Mandatory lobby register requires EU treaty change
14.12.13 @ 08:08
BRUSSELS - A treaty change or a unanimous decision from member states is needed to make the EU-joint transparency register mandatory.
“To get a legal base, we need a treaty change,” German centre-right MEP Rainer Wieland, told this website on Friday (13 December).
“And we expect the commission to come up with a proposal for a legal base,” added Wieland, who heads the parliament’s working group on the joint transparency register.
A review of the register on Thursday recommends the European Commission come forward with a proposal to adapt the EU Treaty to make it compulsory.
The idea still has to get screened and approved by the parliament’s constitutional affairs committee before a formal proposal is put forward to the commission.

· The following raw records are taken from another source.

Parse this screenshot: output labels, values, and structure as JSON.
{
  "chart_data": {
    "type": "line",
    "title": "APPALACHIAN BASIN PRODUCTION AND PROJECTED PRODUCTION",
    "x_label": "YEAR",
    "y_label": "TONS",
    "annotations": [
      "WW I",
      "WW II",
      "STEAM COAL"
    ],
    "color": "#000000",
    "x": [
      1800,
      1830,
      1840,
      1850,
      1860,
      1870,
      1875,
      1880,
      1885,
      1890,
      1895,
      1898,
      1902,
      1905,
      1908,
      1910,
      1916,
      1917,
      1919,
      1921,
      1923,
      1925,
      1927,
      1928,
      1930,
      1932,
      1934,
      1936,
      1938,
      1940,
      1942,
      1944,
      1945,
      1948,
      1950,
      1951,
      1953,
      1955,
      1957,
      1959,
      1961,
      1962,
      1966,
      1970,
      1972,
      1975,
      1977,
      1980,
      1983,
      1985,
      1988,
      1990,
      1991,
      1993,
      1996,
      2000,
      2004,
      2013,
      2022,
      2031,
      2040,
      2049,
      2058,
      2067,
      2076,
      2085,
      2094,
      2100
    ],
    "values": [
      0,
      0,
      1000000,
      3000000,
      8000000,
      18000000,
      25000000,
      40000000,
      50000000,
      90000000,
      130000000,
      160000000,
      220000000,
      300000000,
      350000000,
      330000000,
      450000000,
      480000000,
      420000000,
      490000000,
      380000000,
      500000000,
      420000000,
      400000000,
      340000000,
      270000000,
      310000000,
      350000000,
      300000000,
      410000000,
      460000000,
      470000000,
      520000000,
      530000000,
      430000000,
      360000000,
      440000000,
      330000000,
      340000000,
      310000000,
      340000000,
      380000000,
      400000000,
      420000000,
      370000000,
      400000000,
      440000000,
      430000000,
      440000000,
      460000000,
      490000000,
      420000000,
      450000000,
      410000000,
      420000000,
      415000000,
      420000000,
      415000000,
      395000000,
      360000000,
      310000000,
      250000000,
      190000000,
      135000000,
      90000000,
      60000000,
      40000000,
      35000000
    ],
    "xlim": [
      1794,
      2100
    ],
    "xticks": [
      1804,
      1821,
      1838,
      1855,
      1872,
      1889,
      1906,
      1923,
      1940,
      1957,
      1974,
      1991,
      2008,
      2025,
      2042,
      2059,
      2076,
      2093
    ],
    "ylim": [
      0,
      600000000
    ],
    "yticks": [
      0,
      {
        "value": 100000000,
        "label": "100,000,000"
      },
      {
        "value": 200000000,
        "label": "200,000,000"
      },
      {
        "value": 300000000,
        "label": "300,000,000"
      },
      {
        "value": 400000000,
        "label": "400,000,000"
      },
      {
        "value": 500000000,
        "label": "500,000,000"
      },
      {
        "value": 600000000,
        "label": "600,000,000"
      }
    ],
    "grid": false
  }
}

Should the treaty change idea fall apart then the commission needs to put together another proposal by 2016, which would require unanimity among EU member states.
Wieland said this is the least favourable of the two options because it would exclude the parliament from having any influence.

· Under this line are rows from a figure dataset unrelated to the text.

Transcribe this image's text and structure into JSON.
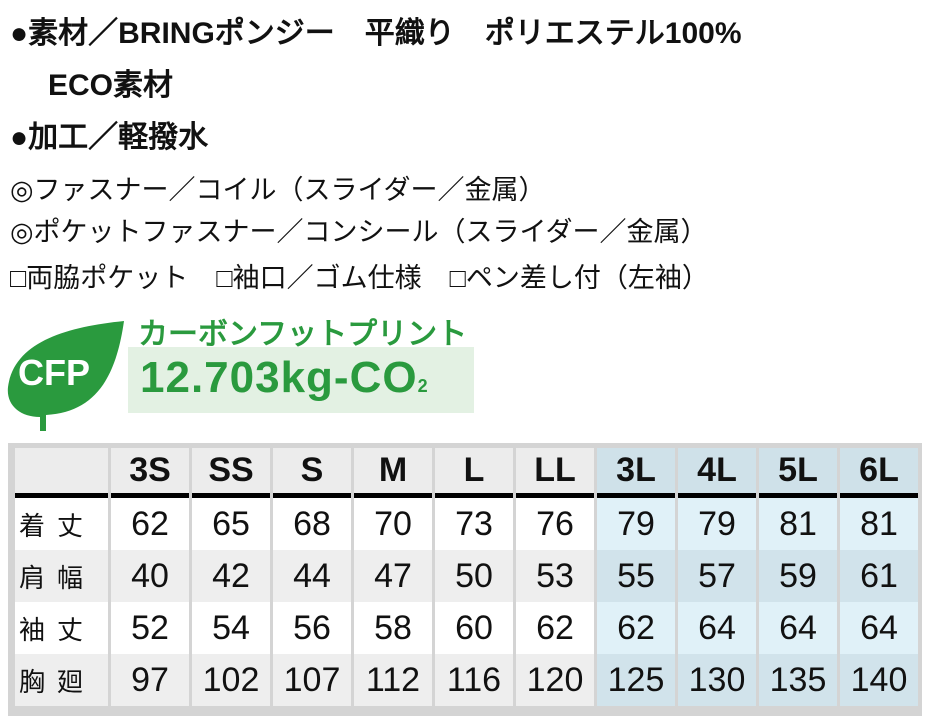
{
  "spec": {
    "material": "●素材／BRINGポンジー　平織り　ポリエステル100%",
    "material_note": "ECO素材",
    "processing": "●加工／軽撥水",
    "fastener": "◎ファスナー／コイル（スライダー／金属）",
    "pocket_fastener": "◎ポケットファスナー／コンシール（スライダー／金属）",
    "features": [
      "□両脇ポケット",
      "□袖口／ゴム仕様",
      "□ペン差し付（左袖）"
    ]
  },
  "cfp": {
    "badge": "CFP",
    "title": "カーボンフットプリント",
    "value": "12.703kg-CO",
    "subscript": "2",
    "color": "#2a9a3e"
  },
  "size_table": {
    "headers": [
      "3S",
      "SS",
      "S",
      "M",
      "L",
      "LL",
      "3L",
      "4L",
      "5L",
      "6L"
    ],
    "rows": [
      {
        "label": "着丈",
        "values": [
          "62",
          "65",
          "68",
          "70",
          "73",
          "76",
          "79",
          "79",
          "81",
          "81"
        ]
      },
      {
        "label": "肩幅",
        "values": [
          "40",
          "42",
          "44",
          "47",
          "50",
          "53",
          "55",
          "57",
          "59",
          "61"
        ]
      },
      {
        "label": "袖丈",
        "values": [
          "52",
          "54",
          "56",
          "58",
          "60",
          "62",
          "62",
          "64",
          "64",
          "64"
        ]
      },
      {
        "label": "胸廻",
        "values": [
          "97",
          "102",
          "107",
          "112",
          "116",
          "120",
          "125",
          "130",
          "135",
          "140"
        ]
      }
    ]
  }
}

“It is also possible the commission does not want to come with a proposal because it is out of any reach to get a decision of the council,” he said.
If no decision is made, then the transparency register will come up for review again in 2017.
Parliament sources say European commissioner for inter-institutional affairs Maros Sefcovic wants to keep the register voluntary in order to attract more entries.
The commission’s official line is that making the register mandatory would be too difficult.
“It would raise a great number of complex legal issues, in particular with regard to the scope of the register, and compliance with other articles of the treaties,” it said in a statement.
The two sides came together to review the register and instead put forward some 30 recommendations to improve it.
One idea is to expand the scope to include all lobbying activities no matter where they take place geographically.
Another is to make a distinction between for profit and non-profit agencies.
Both the MEPs and the commission agree incentives need to be put in place to encourage more people to register.
The working group wants to shut out the exceptions to a rule that requires registration to access parliament buildings.
“These incentives include facilitating access to EP premises, the possibility to be consulted by the commission as experts or by heard at EP committee hearings,” notes the working group.
But Olivier Hoedeman at the Brussels-base Corporate Europe Observatory described the recommendations as “incredibly vague.”
He noted the commission meets with major corporations that are not in the registry like US investment bank Goldman Sachs.
The commission, for its part, estimates up to 75 percent of all relevant business-related entities and around 60 percent of NGOs operating in Brussels have registered.
Nearly 6,000 organisations are currently in the register, although pro-transparency groups say numerous entries are either out of date and contain errors.
Registrants are required to update the data once a year and on issues they lobbied on in the previous year.